A Seven Year Journey Across the US, one highway at a time

Decades after Steinbeck, Joshua Dudley Greer also hit the road with his pooch, an English bulldog named Echo. But unlike Steinbeck, Greer stuck as close to the interstates as he could, making photographs with a Toyo large format camera that appear in his new book Somewhere Along the Line. “These highways don’t have a lot of mystique or romance to them,” he says, “but they are such an essential part of our landscape and economy that they deserve to be pictured.”

Greer has a point: The Interstate Highway System stretches 46,876 miles, twice the length of the equator; though aging, it’s still among the best road networks in the world. Before President Dwight D. Eisenhower funded it in 1956, taking a trip to see your Aunt Leona meant a long, uncomfortable ride down mostly irregular two-lane roads.
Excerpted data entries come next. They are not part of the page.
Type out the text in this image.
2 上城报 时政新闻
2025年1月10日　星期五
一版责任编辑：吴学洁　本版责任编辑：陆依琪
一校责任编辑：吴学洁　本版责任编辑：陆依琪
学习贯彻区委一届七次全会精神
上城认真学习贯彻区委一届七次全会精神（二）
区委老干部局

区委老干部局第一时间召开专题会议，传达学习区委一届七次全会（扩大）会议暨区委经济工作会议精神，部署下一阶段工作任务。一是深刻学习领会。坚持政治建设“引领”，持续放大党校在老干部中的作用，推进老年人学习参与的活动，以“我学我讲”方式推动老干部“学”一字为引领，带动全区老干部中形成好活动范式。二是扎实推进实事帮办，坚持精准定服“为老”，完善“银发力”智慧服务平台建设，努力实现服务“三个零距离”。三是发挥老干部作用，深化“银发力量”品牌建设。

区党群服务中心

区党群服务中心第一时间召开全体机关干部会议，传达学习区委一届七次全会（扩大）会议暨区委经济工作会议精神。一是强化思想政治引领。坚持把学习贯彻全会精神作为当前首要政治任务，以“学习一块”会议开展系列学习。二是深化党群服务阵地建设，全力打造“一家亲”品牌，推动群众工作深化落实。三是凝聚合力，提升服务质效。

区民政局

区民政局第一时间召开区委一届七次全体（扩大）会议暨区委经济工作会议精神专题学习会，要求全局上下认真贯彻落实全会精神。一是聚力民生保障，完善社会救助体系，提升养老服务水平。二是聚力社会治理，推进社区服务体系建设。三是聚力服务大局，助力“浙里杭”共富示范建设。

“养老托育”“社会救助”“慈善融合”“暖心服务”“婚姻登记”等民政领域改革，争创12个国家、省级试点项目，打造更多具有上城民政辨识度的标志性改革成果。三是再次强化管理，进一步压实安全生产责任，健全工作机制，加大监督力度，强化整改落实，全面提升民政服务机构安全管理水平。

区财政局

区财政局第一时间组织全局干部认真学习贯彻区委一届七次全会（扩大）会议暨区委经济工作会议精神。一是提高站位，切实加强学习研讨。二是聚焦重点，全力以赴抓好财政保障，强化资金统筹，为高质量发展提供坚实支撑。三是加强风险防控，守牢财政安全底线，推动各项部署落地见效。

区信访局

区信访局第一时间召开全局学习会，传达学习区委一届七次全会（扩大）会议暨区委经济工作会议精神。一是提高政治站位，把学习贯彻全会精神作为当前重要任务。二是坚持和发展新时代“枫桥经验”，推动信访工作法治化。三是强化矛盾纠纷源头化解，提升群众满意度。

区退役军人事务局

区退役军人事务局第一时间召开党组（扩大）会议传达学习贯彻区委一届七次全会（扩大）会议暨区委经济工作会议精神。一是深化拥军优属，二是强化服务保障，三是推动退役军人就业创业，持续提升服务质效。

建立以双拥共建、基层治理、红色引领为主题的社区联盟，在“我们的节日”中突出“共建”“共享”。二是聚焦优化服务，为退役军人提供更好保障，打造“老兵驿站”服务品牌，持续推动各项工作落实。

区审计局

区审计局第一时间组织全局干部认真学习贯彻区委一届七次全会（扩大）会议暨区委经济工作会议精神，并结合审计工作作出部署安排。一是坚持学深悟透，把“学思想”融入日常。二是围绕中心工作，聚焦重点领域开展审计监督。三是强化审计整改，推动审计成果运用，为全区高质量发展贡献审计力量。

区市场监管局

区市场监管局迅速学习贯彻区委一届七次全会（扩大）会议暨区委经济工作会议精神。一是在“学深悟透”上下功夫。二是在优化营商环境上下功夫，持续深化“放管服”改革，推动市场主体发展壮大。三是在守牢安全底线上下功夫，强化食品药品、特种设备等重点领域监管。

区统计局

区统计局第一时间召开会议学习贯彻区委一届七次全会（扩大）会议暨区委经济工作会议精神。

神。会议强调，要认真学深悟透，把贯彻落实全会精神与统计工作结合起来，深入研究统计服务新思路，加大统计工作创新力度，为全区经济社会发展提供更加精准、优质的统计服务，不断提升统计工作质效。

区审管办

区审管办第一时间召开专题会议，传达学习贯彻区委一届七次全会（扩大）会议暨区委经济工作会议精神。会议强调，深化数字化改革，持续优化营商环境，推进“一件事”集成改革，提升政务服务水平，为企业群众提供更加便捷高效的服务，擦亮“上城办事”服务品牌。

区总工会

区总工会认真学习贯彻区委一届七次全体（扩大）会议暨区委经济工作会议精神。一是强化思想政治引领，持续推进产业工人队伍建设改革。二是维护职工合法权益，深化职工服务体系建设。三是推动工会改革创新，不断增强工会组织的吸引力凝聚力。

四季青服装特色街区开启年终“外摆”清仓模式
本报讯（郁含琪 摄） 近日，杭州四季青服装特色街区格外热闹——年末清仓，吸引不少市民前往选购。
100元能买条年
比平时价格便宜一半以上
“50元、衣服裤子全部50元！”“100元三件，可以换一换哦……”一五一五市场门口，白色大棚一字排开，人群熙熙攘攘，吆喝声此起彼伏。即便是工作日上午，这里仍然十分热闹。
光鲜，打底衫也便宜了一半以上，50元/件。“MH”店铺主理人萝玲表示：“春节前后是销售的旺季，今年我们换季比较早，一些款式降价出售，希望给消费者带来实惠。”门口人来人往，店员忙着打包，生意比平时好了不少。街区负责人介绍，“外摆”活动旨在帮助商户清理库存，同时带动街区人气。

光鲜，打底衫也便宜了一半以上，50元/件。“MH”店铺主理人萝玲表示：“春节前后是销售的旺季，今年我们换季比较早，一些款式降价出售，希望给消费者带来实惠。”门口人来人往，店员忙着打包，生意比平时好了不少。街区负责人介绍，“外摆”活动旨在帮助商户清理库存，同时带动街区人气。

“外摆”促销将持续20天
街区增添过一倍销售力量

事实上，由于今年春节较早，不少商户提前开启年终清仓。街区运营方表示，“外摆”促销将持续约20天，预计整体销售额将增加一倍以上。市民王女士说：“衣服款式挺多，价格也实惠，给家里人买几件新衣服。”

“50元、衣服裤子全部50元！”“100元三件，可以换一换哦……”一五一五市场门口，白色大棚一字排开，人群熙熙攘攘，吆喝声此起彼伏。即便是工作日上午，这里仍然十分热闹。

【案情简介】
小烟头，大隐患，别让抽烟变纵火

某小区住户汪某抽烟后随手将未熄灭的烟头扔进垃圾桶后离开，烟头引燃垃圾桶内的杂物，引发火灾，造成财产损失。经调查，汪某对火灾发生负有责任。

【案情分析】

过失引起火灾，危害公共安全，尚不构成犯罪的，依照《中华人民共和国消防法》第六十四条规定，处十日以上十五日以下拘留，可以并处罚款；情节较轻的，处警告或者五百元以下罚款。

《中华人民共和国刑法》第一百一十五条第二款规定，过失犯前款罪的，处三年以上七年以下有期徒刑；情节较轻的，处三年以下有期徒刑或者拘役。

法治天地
Eisenhower, (inspired by Germany’s autobahn), envisioned more uniform and efficient four-lane highways connecting all major American cities, making driving faster and safer, improving the economy, and helping defend the country “should an atomic war come.” Building it was a gargantuan undertaking; one report predicted it would require moving enough dirt to bury a small state. Now, an ungodly tonnage of explosives and more than $128 billion later, you can no longer blame potholes for staying home.